A protein called amylin can turn off the cells that make insulin, making it hard for diabetics to control their blood sugar. Zinc has the ability to keep amylin from causing this harm, according to a study that will appear in the Journal of Molecular Biology.
"Zinc stops damage from diabetes."
Amylin has both a good side and a bad side. When a person is healthy and has normal amounts of zinc in the cells that make insulin, amylin actually helps control blood sugar, explains Ayyalusamy Ramamoorthy, professor at the University of Michigan and one of the study's authors.
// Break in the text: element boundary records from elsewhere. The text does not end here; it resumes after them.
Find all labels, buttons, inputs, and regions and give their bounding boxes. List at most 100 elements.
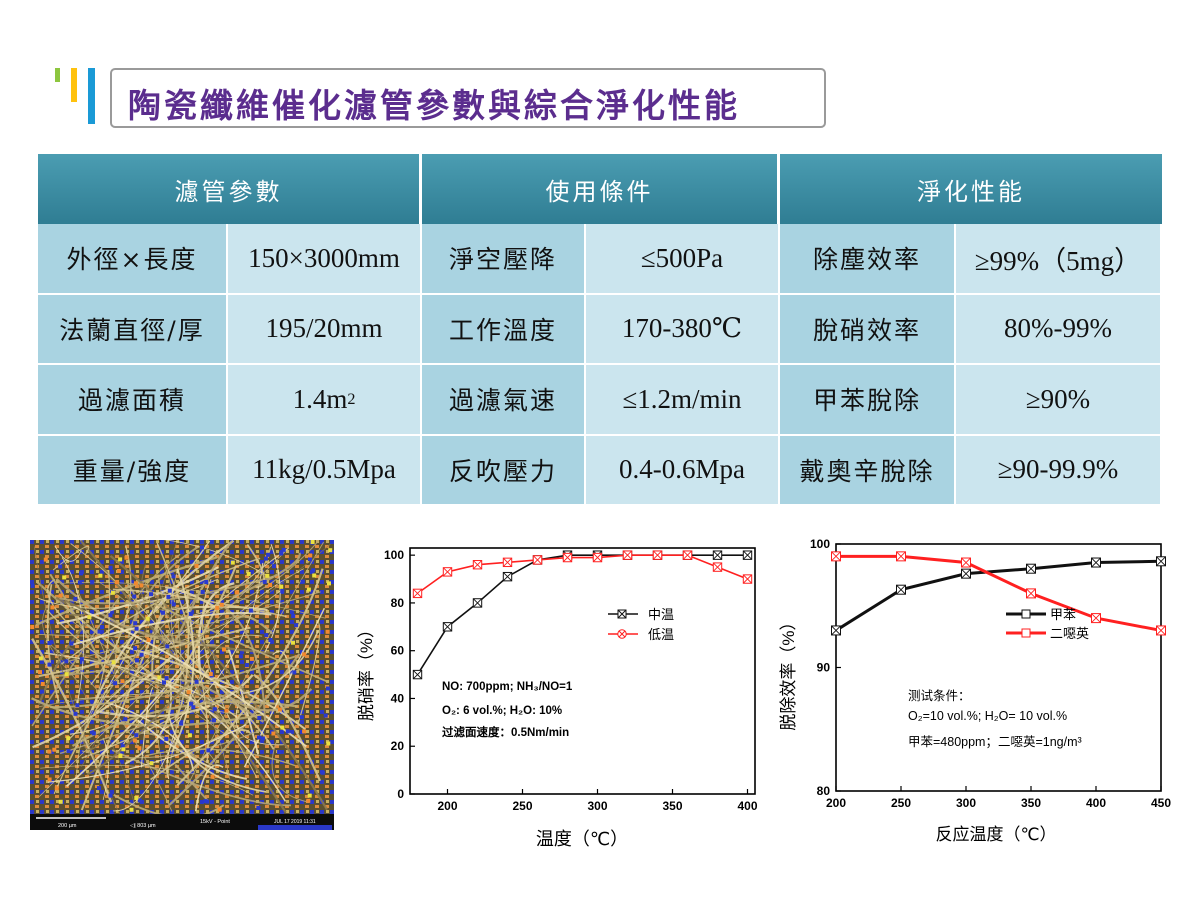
data-point-cross <box>412 588 423 598</box>
element-map-dot <box>129 807 134 812</box>
element-map-dot <box>171 602 176 607</box>
element-map-dot <box>167 588 172 593</box>
element-map-dot <box>30 583 35 588</box>
fiber <box>81 730 260 759</box>
element-map-dot <box>164 736 169 741</box>
data-point-cross <box>831 551 841 562</box>
fiber <box>198 634 263 682</box>
element-map-dot <box>116 569 121 573</box>
element-map-dot <box>257 716 262 720</box>
element-map-dot <box>97 786 101 791</box>
element-map-dot <box>208 672 213 677</box>
condition-label-text: 工作溫度 <box>448 315 557 345</box>
element-map-dot <box>134 796 139 800</box>
element-map-dot <box>279 584 284 589</box>
y-tick-label: 100 <box>810 537 830 551</box>
element-map-dot <box>97 629 102 634</box>
y-tick-label: 40 <box>391 691 405 705</box>
element-map-dot <box>47 641 52 645</box>
element-map-dot <box>249 656 254 661</box>
x-tick-label: 250 <box>512 799 532 813</box>
data-point-cross <box>1091 613 1101 623</box>
condition-label-1: 淨空壓降 <box>422 224 586 295</box>
condition-label-text: 過濾氣速 <box>448 386 557 416</box>
element-map-dot <box>51 728 55 733</box>
performance-value-text: ≥90% <box>1025 383 1091 414</box>
legend-label-1: 中温 <box>648 607 674 622</box>
param-value-text: 195/20mm <box>265 313 383 344</box>
element-map-dot <box>285 729 290 734</box>
element-map-dot <box>139 583 144 588</box>
fiber <box>160 562 264 733</box>
fiber <box>76 646 162 778</box>
plot-frame <box>409 547 756 795</box>
fiber <box>176 568 324 786</box>
table-header-usage-conditions: 使用條件 <box>422 154 780 224</box>
element-map-dot <box>145 616 150 621</box>
element-map-dot <box>58 593 63 598</box>
element-map-dot <box>134 733 139 738</box>
fiber <box>109 554 328 811</box>
performance-label-4: 戴奧辛脫除 <box>780 435 956 506</box>
element-map-dot <box>234 590 239 595</box>
fiber <box>31 637 113 803</box>
series-line-2 <box>836 554 1162 632</box>
data-point-cross <box>1091 557 1101 568</box>
element-map-dot <box>191 705 196 710</box>
fiber <box>61 557 84 704</box>
fiber <box>220 604 267 722</box>
fiber <box>174 540 234 642</box>
element-map-dot <box>137 746 142 751</box>
data-point-cross <box>742 550 753 560</box>
element-map-dot <box>186 690 191 695</box>
element-map-dot <box>260 736 265 741</box>
deco-bar-blue <box>88 68 95 124</box>
data-point-cross <box>592 553 603 563</box>
param-value-3: 1.4m 2 <box>228 365 422 436</box>
data-point-cross <box>502 572 513 582</box>
fiber <box>40 765 254 796</box>
element-map-dot <box>164 676 169 681</box>
fiber <box>86 680 192 776</box>
element-map-dot <box>108 613 113 618</box>
element-map-dot <box>230 560 235 565</box>
element-map-dot <box>306 587 311 592</box>
data-point-cross <box>961 568 971 579</box>
element-map-dot <box>292 670 297 675</box>
element-map-dot <box>280 589 285 593</box>
element-map-dot <box>262 579 267 584</box>
sem-info-kv: 15kV - Point <box>200 819 230 825</box>
deco-bar-yellow <box>71 68 77 102</box>
fiber <box>79 540 287 814</box>
element-map-dot <box>110 590 115 595</box>
fiber <box>95 579 231 780</box>
element-map-dot <box>310 540 315 544</box>
element-map-dot <box>111 660 116 665</box>
param-value-1: 150×3000mm <box>228 224 422 295</box>
fiber <box>106 701 194 772</box>
y-tick-label: 90 <box>817 661 831 675</box>
legend-label-2: 二噁英 <box>1050 626 1089 641</box>
fiber <box>81 542 177 768</box>
fiber <box>185 541 324 789</box>
element-map-dot <box>58 799 63 804</box>
x-tick-label: 300 <box>587 799 607 813</box>
element-map-dot <box>244 663 249 668</box>
element-map-dot <box>158 780 163 785</box>
element-map-dot <box>137 798 142 803</box>
legend-marker-cross <box>617 609 627 619</box>
x-tick-label: 400 <box>737 799 757 813</box>
element-map-dot <box>248 608 253 613</box>
element-map-dot <box>280 725 285 730</box>
param-label-text: 重量/強度 <box>72 456 192 486</box>
condition-value-text: ≤1.2m/min <box>622 383 742 414</box>
plot-frame <box>835 543 1162 792</box>
param-value-2: 195/20mm <box>228 294 422 365</box>
element-map-dot <box>263 556 268 561</box>
fiber <box>55 668 108 677</box>
condition-value-1: ≤500Pa <box>586 224 780 295</box>
element-map-dot <box>124 555 129 560</box>
fiber <box>62 581 326 619</box>
legend-marker-cross <box>618 630 626 638</box>
y-tick-label: 100 <box>384 548 404 562</box>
However, if a person does not have enough zinc in their cells, then amylin turns dangerous. It will form into dense clumps, eventually leading to the formation of fibrils - which have been linked to a number of diseases.
In their study, Ramamoorthy and colleagues found that zinc attaches to amylin molecules and stops them from forming into harmful clumps. In other words, zinc keeps the amylin under control.
But just like amylin, zinc can play multiple roles. When zinc is playing its "security guard" role, it attaches to the middle part of the amylin molecule. However, when there is too much zinc and the middle positions are already taken, zinc will attach to a different part of the molecule. When zinc is attached to this second part, it fights against the helpful effects of the zinc in the middle position.
Put simply, zinc stops the harmful effects of amylin. However, if there is too much zinc around it can do the opposite.
Now that they now that amylin can become toxic, Ramamoorthy and colleagues want to do more studies to see exactly how it becomes toxic.
These future studies could lead to new treatments for patients suffering from type 2 diabetes.